Interview - The Taj Touch

by David Eisen, 05 August 2010
Raymond Bickson, the CEO of Taj Hotels Resorts and Palaces, is a busy man these days. In New York, at The Pierre, a Taj hotel, you’d think he’d have some respite. Not so. When HA+D's sister publication, Luxury Travel Advisor, met with the Hawaiian-born Bickson, he reached the hotel’s Madison meeting room only after completing conversations with two associates on the way there and exchanged a smattering of handshakes.

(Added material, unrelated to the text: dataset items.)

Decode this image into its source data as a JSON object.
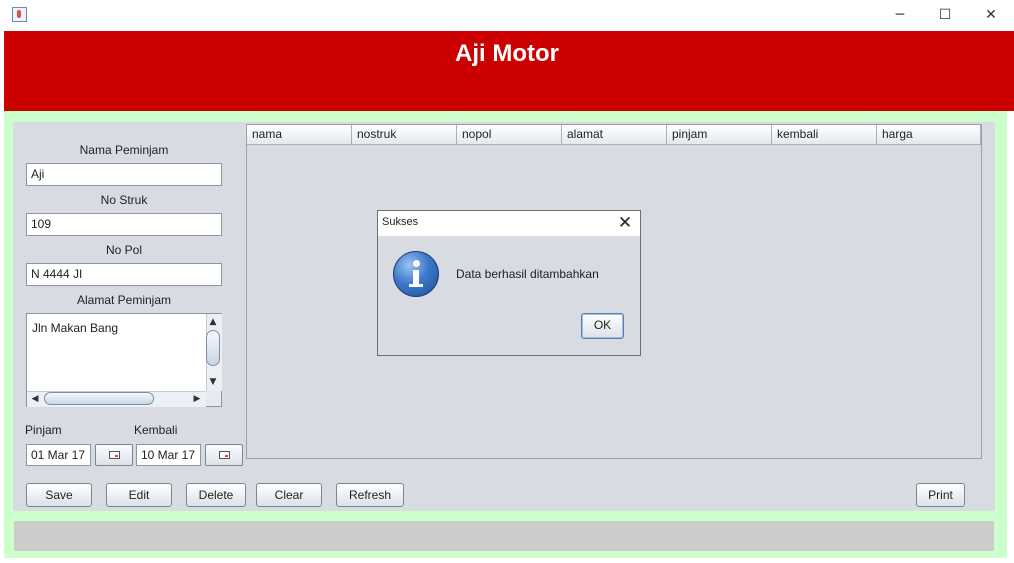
{
  "window": {
    "controls": {
      "minimize": "─",
      "maximize": "☐",
      "close": "✕"
    }
  },
  "header": {
    "title": "Aji Motor",
    "color": "#cc0000"
  },
  "form": {
    "nama_label": "Nama Peminjam",
    "nama_value": "Aji",
    "struk_label": "No Struk",
    "struk_value": "109",
    "nopol_label": "No Pol",
    "nopol_value": "N 4444 JI",
    "alamat_label": "Alamat Peminjam",
    "alamat_value": "Jln Makan Bang",
    "pinjam_label": "Pinjam",
    "pinjam_value": "01 Mar 17",
    "kembali_label": "Kembali",
    "kembali_value": "10 Mar 17"
  },
  "table": {
    "columns": [
      "nama",
      "nostruk",
      "nopol",
      "alamat",
      "pinjam",
      "kembali",
      "harga"
    ],
    "rows": []
  },
  "buttons": {
    "save": "Save",
    "edit": "Edit",
    "delete": "Delete",
    "clear": "Clear",
    "refresh": "Refresh",
    "print": "Print"
  },
  "dialog": {
    "title": "Sukses",
    "close": "✕",
    "message": "Data berhasil ditambahkan",
    "ok": "OK",
    "icon": "info-icon"
  },
  "colors": {
    "frame_green": "#ccffcc",
    "panel_grey": "#d8dbe2"
  }
}
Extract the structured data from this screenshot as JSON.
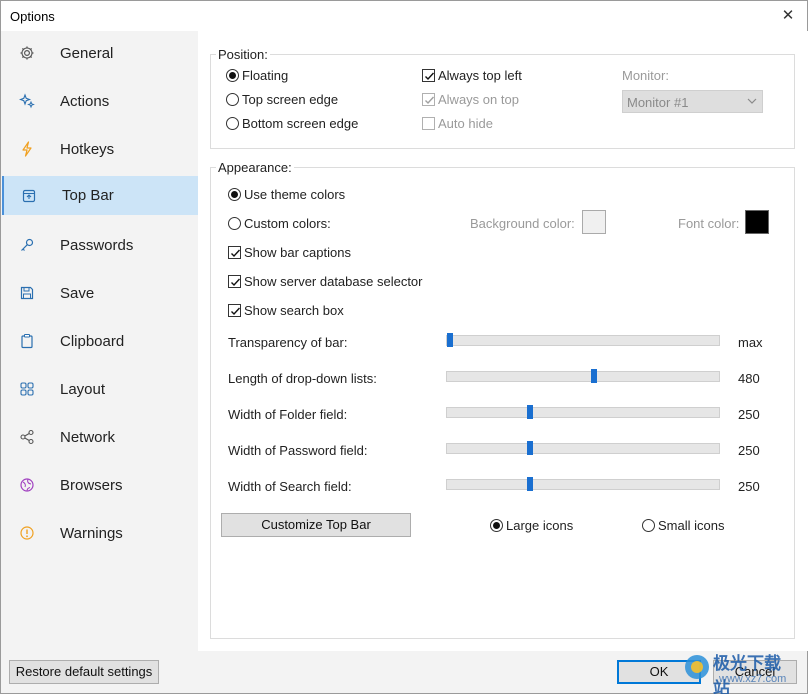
{
  "window": {
    "title": "Options"
  },
  "sidebar": {
    "items": [
      {
        "label": "General",
        "icon": "gear-icon"
      },
      {
        "label": "Actions",
        "icon": "sparkle-icon"
      },
      {
        "label": "Hotkeys",
        "icon": "lightning-icon"
      },
      {
        "label": "Top Bar",
        "icon": "top-bar-icon",
        "active": true
      },
      {
        "label": "Passwords",
        "icon": "key-icon"
      },
      {
        "label": "Save",
        "icon": "floppy-icon"
      },
      {
        "label": "Clipboard",
        "icon": "clipboard-icon"
      },
      {
        "label": "Layout",
        "icon": "grid-icon"
      },
      {
        "label": "Network",
        "icon": "share-icon"
      },
      {
        "label": "Browsers",
        "icon": "globe-icon"
      },
      {
        "label": "Warnings",
        "icon": "warning-icon"
      }
    ]
  },
  "position": {
    "title": "Position:",
    "floating": "Floating",
    "top_edge": "Top screen edge",
    "bottom_edge": "Bottom screen edge",
    "always_top_left": "Always top left",
    "always_on_top": "Always on top",
    "auto_hide": "Auto hide",
    "monitor_label": "Monitor:",
    "monitor_value": "Monitor #1"
  },
  "appearance": {
    "title": "Appearance:",
    "use_theme": "Use theme colors",
    "custom_colors": "Custom colors:",
    "bg_color_label": "Background color:",
    "font_color_label": "Font color:",
    "bg_color": "#f0f0f0",
    "font_color": "#000000",
    "show_captions": "Show bar captions",
    "show_db_selector": "Show server database selector",
    "show_search": "Show search box",
    "sliders": [
      {
        "label": "Transparency of bar:",
        "value_text": "max",
        "fraction": 0.0
      },
      {
        "label": "Length of drop-down lists:",
        "value_text": "480",
        "fraction": 0.54
      },
      {
        "label": "Width of Folder field:",
        "value_text": "250",
        "fraction": 0.3
      },
      {
        "label": "Width of Password field:",
        "value_text": "250",
        "fraction": 0.3
      },
      {
        "label": "Width of Search field:",
        "value_text": "250",
        "fraction": 0.3
      }
    ],
    "customize_button": "Customize Top Bar",
    "large_icons": "Large icons",
    "small_icons": "Small icons"
  },
  "footer": {
    "restore": "Restore default settings",
    "ok": "OK",
    "cancel": "Cancel",
    "watermark": "极光下载站",
    "watermark_sub": "www.xz7.com"
  },
  "colors": {
    "accent": "#0078d7",
    "sidebar_active": "#cce4f7",
    "slider_thumb": "#1a6fd0"
  }
}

It’s a kinetic pace for Bickson, who joined Taj in 2003 to lead India’s largest hotel group—one that has been around since 1901. However, it’s the present that has Bickson on his toes. Reframing a hotel group to exist as multiple brands is no easy undertaking. “What we launched over the last five years, and which is now being brought into fruition, is the cleaning up of our brand architecture,” Bickson says. The intent is clear: In order to better compete in the global hotel market, Taj Hotels needs to be more nimble. Bickson’s plan from the get-go was to recast Taj as not a single luxury brand, but as a multi-branded hotel group. It was necessary. “Over the last 30 to 40 years,” Bickson says, “Taj really grew to its scale of about 50 hotels. But what happened was that a lot of deals were made because they were good.” These deals involved taking on previous Holiday Inns or Marriotts, properties far from luxury. “It wasn’t structured,” Bickson says.

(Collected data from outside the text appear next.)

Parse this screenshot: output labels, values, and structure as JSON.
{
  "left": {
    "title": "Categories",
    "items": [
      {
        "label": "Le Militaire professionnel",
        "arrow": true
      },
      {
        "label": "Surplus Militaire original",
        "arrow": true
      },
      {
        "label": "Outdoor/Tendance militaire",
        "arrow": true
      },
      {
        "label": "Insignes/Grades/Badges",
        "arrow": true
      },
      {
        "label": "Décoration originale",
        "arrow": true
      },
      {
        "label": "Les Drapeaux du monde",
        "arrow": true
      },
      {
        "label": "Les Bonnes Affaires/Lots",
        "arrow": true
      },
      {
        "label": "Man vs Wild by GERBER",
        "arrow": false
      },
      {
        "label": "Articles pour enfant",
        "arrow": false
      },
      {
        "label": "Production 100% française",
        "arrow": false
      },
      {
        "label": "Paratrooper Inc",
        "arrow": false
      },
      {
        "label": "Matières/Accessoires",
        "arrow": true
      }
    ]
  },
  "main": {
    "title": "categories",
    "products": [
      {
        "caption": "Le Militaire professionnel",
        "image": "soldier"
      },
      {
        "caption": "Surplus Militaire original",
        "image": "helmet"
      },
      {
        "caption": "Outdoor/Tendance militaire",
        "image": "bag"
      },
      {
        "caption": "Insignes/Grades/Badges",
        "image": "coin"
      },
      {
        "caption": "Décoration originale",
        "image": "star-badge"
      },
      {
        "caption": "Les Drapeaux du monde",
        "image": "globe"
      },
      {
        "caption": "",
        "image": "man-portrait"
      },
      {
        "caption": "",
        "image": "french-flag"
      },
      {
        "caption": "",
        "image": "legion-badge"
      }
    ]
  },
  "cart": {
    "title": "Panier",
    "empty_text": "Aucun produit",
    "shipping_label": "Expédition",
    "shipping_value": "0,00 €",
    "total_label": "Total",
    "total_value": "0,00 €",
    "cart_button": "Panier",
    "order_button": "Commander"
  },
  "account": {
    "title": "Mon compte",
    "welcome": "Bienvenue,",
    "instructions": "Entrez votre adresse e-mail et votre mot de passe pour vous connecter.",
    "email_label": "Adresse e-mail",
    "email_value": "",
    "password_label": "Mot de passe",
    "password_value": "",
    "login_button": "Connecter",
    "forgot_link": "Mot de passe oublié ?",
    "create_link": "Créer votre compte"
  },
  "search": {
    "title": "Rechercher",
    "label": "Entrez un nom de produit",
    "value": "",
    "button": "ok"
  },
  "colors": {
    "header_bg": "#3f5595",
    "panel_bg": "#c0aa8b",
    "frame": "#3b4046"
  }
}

Now it is. While Taj is known, for the most part, by its opulent palace hotels (they have 14 such), today, the group boasts four brands: Taj, serving the luxury market; Vivanta by Taj, in the upper-upscale category; Gateway, three-star; and the no-frills Ginger brand (think Red Roof Inn). For Bickson, whose background is staunchly luxury, this was a huge challenge. He attended the famed École Hôtelière Lausanne in Switzerland; trained at such venerable hotels as Hôtel Plaza Athénée, Paris; held the position of vice president and general manager at New York’s The Mark; and also honed his craft at luxury operators Mandarin Oriental Hotel Group and Regent. “Launching these brands is interesting to me,” says Bickson. “It’s completely different from my luxury training.”

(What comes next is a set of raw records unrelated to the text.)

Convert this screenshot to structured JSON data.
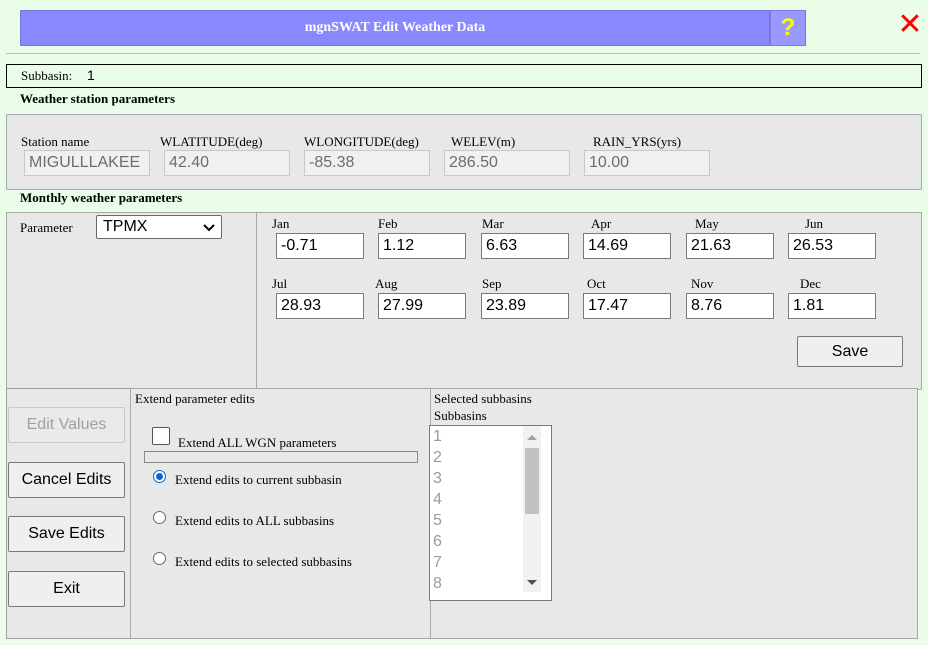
{
  "window": {
    "title": "mgnSWAT Edit Weather Data",
    "help_glyph": "?",
    "close_glyph": "✕"
  },
  "subbasin": {
    "label": "Subbasin:",
    "value": "1"
  },
  "station": {
    "section_title": "Weather station parameters",
    "fields": [
      {
        "label": "Station name",
        "value": "MIGULLLAKEE"
      },
      {
        "label": "WLATITUDE(deg)",
        "value": "42.40"
      },
      {
        "label": "WLONGITUDE(deg)",
        "value": "-85.38"
      },
      {
        "label": "WELEV(m)",
        "value": "286.50"
      },
      {
        "label": "RAIN_YRS(yrs)",
        "value": "10.00"
      }
    ]
  },
  "monthly": {
    "section_title": "Monthly weather parameters",
    "parameter_label": "Parameter",
    "parameter_selected": "TPMX",
    "months": [
      {
        "label": "Jan",
        "value": "-0.71"
      },
      {
        "label": "Feb",
        "value": "1.12"
      },
      {
        "label": "Mar",
        "value": "6.63"
      },
      {
        "label": "Apr",
        "value": "14.69"
      },
      {
        "label": "May",
        "value": "21.63"
      },
      {
        "label": "Jun",
        "value": "26.53"
      },
      {
        "label": "Jul",
        "value": "28.93"
      },
      {
        "label": "Aug",
        "value": "27.99"
      },
      {
        "label": "Sep",
        "value": "23.89"
      },
      {
        "label": "Oct",
        "value": "17.47"
      },
      {
        "label": "Nov",
        "value": "8.76"
      },
      {
        "label": "Dec",
        "value": "1.81"
      }
    ],
    "save_label": "Save"
  },
  "actions": {
    "edit_values": "Edit Values",
    "cancel_edits": "Cancel Edits",
    "save_edits": "Save Edits",
    "exit": "Exit"
  },
  "extend": {
    "title": "Extend parameter edits",
    "all_wgn_label": "Extend ALL WGN parameters",
    "all_wgn_checked": false,
    "options": [
      {
        "label": "Extend edits to current subbasin",
        "selected": true
      },
      {
        "label": "Extend edits to ALL subbasins",
        "selected": false
      },
      {
        "label": "Extend edits to selected subbasins",
        "selected": false
      }
    ]
  },
  "selected_subbasins": {
    "title": "Selected subbasins",
    "list_header": "Subbasins",
    "items": [
      "1",
      "2",
      "3",
      "4",
      "5",
      "6",
      "7",
      "8"
    ]
  }
}
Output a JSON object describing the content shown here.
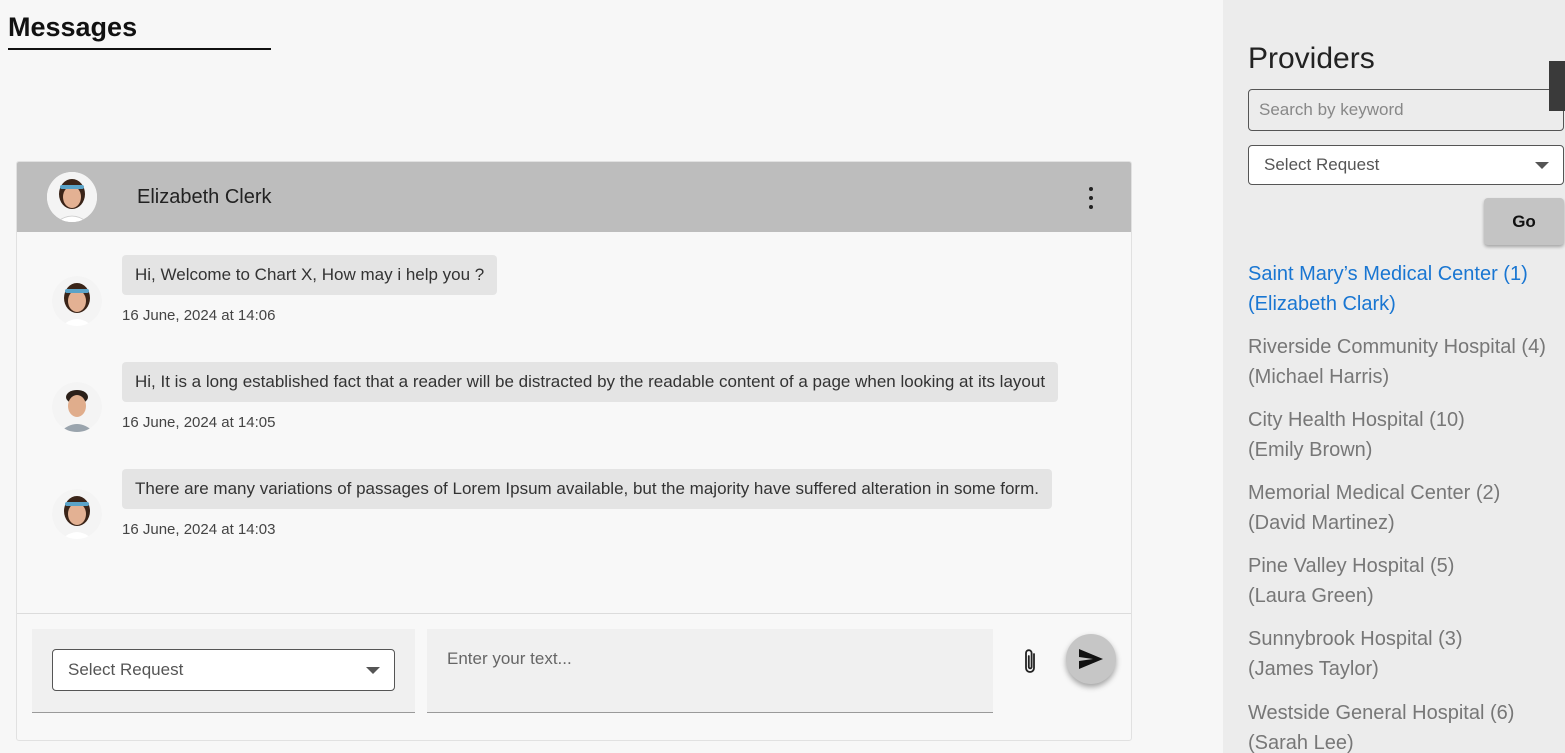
{
  "page": {
    "title": "Messages"
  },
  "chat": {
    "contact_name": "Elizabeth Clerk",
    "messages": [
      {
        "text": "Hi, Welcome to Chart X, How may i help you ?",
        "time": "16 June, 2024 at 14:06",
        "sender": "female-avatar"
      },
      {
        "text": "Hi, It is a long established fact that a reader will be distracted by the readable content of a page when looking at its layout",
        "time": "16 June, 2024 at 14:05",
        "sender": "male-avatar"
      },
      {
        "text": "There are many variations of passages of Lorem Ipsum available, but the majority have suffered alteration in some form.",
        "time": "16 June, 2024 at 14:03",
        "sender": "female-avatar"
      }
    ],
    "composer": {
      "select_label": "Select Request",
      "text_placeholder": "Enter your text..."
    }
  },
  "sidebar": {
    "title": "Providers",
    "search_placeholder": "Search by keyword",
    "select_label": "Select Request",
    "go_label": "Go",
    "providers": [
      {
        "name": "Saint Mary’s Medical Center (1)",
        "contact": "(Elizabeth Clark)",
        "active": true
      },
      {
        "name": "Riverside Community Hospital (4)",
        "contact": "(Michael Harris)"
      },
      {
        "name": "City Health Hospital (10)",
        "contact": "(Emily Brown)"
      },
      {
        "name": "Memorial Medical Center (2)",
        "contact": "(David Martinez)"
      },
      {
        "name": "Pine Valley Hospital (5)",
        "contact": "(Laura Green)"
      },
      {
        "name": "Sunnybrook Hospital (3)",
        "contact": "(James Taylor)"
      },
      {
        "name": "Westside General Hospital (6)",
        "contact": "(Sarah Lee)"
      }
    ]
  },
  "colors": {
    "accent": "#1976d2",
    "header_bg": "#bdbdbd",
    "sidebar_bg": "#ececec"
  }
}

Bickson’s mentors in the luxury hotel realm include Aman founder Adrian Zecha; Georg Rafael, who sold his Rafael Hotels to the Mandarin Oriental Hotel Group in 2000; and Bob Burns, who created the Regent brand. At their hotels, Bickson dabbled in all facets—from marketing to food and beverage which, he says, “helps me today because I did everything.” Particularly when it comes to incorporating a restaurant on property. “My first hotel experience after hotel school was at the Mayfair Regent of New York,” he says. “We had La Cirque—and this was 1979. The restaurant was more popular than the hotel.” An F&B experience like this, Bickson says, helps him when he is working with a Jean-Georges Vongerichten, a Michel Nischan or a Masaharu Morimoto on a restaurant concept. “All of that Nobu stuff, we were doing it way back when,” he says.